Easter is the hardest Sunday of the year for me to preach. Every year our church fills with new visitors who understandably want to hear the typical children’s tales of Easter. How could these poor people know that our church is filled with freethinkers who would walk out if I preached such a message? These innocent visitors expect to hear the story about a dead guy who got up on Easter morning. They want to hear that they and their sweet children will also physically rise up from the grave if they recite and believe the magic words of religion. They have been taught a version of the story that denies death instead of one that illumines life. No wonder they do not really want to be in church!

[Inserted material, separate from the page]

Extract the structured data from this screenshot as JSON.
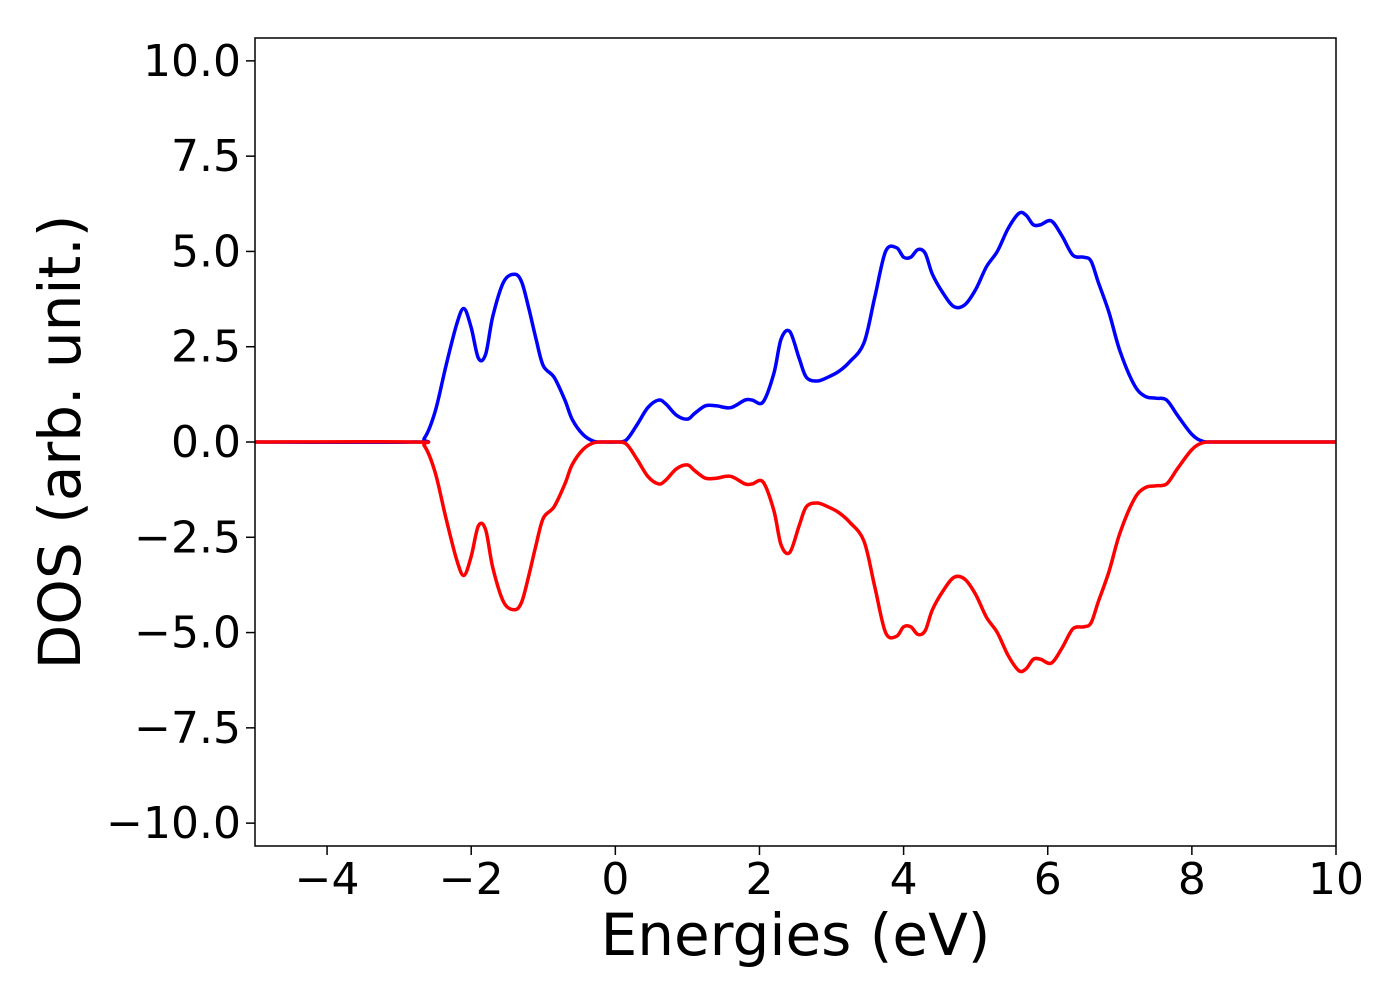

I can see the flowers in their Easter bonnets begin to wilt as I tell them that Easter happened, not when a corpse got up, but when the disciples began to see Christ in each other. Visitors do not want to be told that Easter has not yet happened for them if they cannot see Christ in the face of a gay or lesbian person. Or that Easter has not yet happened for them if they cannot not see the face of Christ in the people they are calling “illegal immigrants.” After Easter has happened to a person, he or she can hear the profound love behind an atheist’s hatred of superstition. Easter is a celebration of this universal love that alone could save our world.

Most Easter visitors do not want to hear a living message that makes them uncomfortable. They prefer a comfortable story about waking cadavers that does not require that they, themselves, resurrect into the common life.  They do not want to hear that the cross represented the threat of empire and so now the church is standing on the wrong side of that cross. Instead of presenting itself as a living sacrifice for the whole world, the church now consecrates the cross of the American Empire. The church must be told that, if they cannot see the cross in the form of our own killer drones, if they cannot admit that poverty is a form of crucifixion, then they are worshipping a dead Jesus not a living Christ.

I understand that Easter visitors not want to put on fancy clothes only to be reminded that those garbs were woven in sweatshops, which are also a crucifixion. Visitors at Easter certainly do not want to hear about the young Muslims arrested on the word of bounty hunters and now on hunger strike in Guantanamo because we took away their Korans. After Easter, to refuse to renounce our power and privilege over the weak and the poor is to deny Christ.

Easter is not a magical denial of death. It is a symbolic affirmation of life. Easter is not about a miracle that happened only for the Christian Church, it is an awakening into our one common life. Easter is remembering that, when we give ourselves to the one life, even our death teaches the Way.